One of my daughter's friends, a young woman who is one of my heart daughters, is here with us for a couple of weeks as she's been having dizziness and nausea spells, and needs eyes on her just in case. She had been staying with her parents, but they are away for two weeks, so now she's with us while her doctors try to get to the root of her issues. The bathroom reno also starts this week. Tomorrow is demo day, so she will be treated to the sounds of tiles smashing and breaking all day. After that, the noise should be more tolerable. My cousin from Trinidad is also passing through New York City twice this month, on her way to and from a medical conference in Washington, D.C., so she will be with us on two weekends as well. When I scheduled the bathroom reno for April, it was because I thought it would be a time when nothing much was happening, the book almost put to bed, but it turns out to be a month in which we will have houseguests after all, and I'm just grateful they're the easygoing kind.

Monday, April 1, 2024

Easter this year

Here's an album of things that are good in my world. We went bowling on Saturday to mark our girls' birthday; there she is with her mama on one side and her cousin on the other. We had a fabulous family time.

There we are again, my niece about the bowl a strike, my daughter enjoying some wings, my son and husband deep in conversation, my son in law to be in the foreground, crushing every game. How I love all these people.

The last book I collaborated on, Belonging by Michelle Miller, is now out in paperback. My New York Times bestseller! Michelle is the one in pink at the center of the display, and she’s a co-host of CBS Mornings. Her story recounts her poignant search for the mother who walked away from her at birth. One of my former editors took this photo on her travels. I'm sharing it here because the books I write are my babies of another sort. I’ve heard books referred to as children of the mind.

My nephew Brett, who as a musician goes by Walking Eagle, competed on The Voice recently. During that experience, he spent a month before the show aired with scores of other singers who were selected to audition. He made us proud on the show, even though he didn't get very far. But in the process he became good friends with Huntley, who went on to win the whole dang thing! Well, Huntley tapped Brett to join his band, and now they are on a multi-city tour. My nephew is so talented, and such a decent soul, so passionate about music, and now his dreams are starting to take flight. I could not be happier for him. 

Last, and definitely not least, our youngest Harper participated in an Easter Hat parade at her day care in Dallas. Her fancy headwear was made for her by her paternal grandmother, who’s retired now but spent her career as a fashion designer. It's a beautiful Easter hat, and it took first place at the parade, even though Harper wasn't quite sure what the hoopla was about, and what was that thing people kept trying to balance on her head? But isn't she just the cutest, even with that serious side-eye?


The news is on in the background. Honestly, it's unbearable. I was going to get on here to write a screed about the threat that the GOP nominee, the orange man, represents to us all, and my rage at the photo he posted of Biden hog tied in the back of a pick-up truck.
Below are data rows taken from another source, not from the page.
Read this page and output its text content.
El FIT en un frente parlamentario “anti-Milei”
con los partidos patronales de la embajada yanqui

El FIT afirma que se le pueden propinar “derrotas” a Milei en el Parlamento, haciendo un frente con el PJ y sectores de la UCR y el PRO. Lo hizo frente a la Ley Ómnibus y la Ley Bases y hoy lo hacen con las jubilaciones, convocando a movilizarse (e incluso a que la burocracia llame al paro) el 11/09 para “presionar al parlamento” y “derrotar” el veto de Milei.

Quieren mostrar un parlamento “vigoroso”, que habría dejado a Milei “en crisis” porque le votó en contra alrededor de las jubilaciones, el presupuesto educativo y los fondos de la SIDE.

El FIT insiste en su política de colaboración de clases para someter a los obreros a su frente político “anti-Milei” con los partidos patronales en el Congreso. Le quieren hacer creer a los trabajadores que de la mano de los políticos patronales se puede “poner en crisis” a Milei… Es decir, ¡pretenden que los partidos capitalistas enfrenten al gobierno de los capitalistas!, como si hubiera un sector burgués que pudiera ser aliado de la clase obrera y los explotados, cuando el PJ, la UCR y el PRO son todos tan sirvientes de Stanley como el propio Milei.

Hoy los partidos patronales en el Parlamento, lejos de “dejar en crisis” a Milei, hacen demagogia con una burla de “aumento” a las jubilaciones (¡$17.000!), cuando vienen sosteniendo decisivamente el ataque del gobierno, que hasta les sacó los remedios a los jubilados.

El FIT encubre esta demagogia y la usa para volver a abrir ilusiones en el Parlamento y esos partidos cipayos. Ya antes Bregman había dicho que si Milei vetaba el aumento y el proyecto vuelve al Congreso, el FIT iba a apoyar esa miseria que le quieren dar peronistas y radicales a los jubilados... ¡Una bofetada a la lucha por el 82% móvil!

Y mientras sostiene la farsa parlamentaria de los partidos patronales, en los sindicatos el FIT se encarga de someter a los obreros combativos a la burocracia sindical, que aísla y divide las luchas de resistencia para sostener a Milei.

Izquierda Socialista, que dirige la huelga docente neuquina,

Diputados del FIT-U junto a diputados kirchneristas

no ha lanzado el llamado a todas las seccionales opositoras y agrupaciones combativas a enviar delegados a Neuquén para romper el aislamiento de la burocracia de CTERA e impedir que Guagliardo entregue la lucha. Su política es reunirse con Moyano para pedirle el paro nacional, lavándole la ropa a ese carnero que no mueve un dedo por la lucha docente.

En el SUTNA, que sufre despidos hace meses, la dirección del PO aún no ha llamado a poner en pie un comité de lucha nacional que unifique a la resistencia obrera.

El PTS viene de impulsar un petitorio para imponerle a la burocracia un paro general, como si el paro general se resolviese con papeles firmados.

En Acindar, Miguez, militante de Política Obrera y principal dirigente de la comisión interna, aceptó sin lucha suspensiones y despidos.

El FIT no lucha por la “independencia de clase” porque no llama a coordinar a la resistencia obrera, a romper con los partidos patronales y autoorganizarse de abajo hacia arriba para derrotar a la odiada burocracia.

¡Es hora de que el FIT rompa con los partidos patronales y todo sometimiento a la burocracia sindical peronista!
Anyone else in this nation would already have been arrested for inciting the kidnap and murder the president, because that was essentially what Trump was doing, but somehow, as he hawks his sixty dollar bibles, and doxes the daughter of the judge in his criminal hush money trial in New York, and proclaims himself the chosen one, likening himself to Jesus at his rallies, the law just wrings its hands and let's him continue to burn our nation down. But you know, I can't. I'm already tired, hollowed out by rage and bewilderment, and much as I hate to admit it, by cynicism too. He's going to skate, isn't he?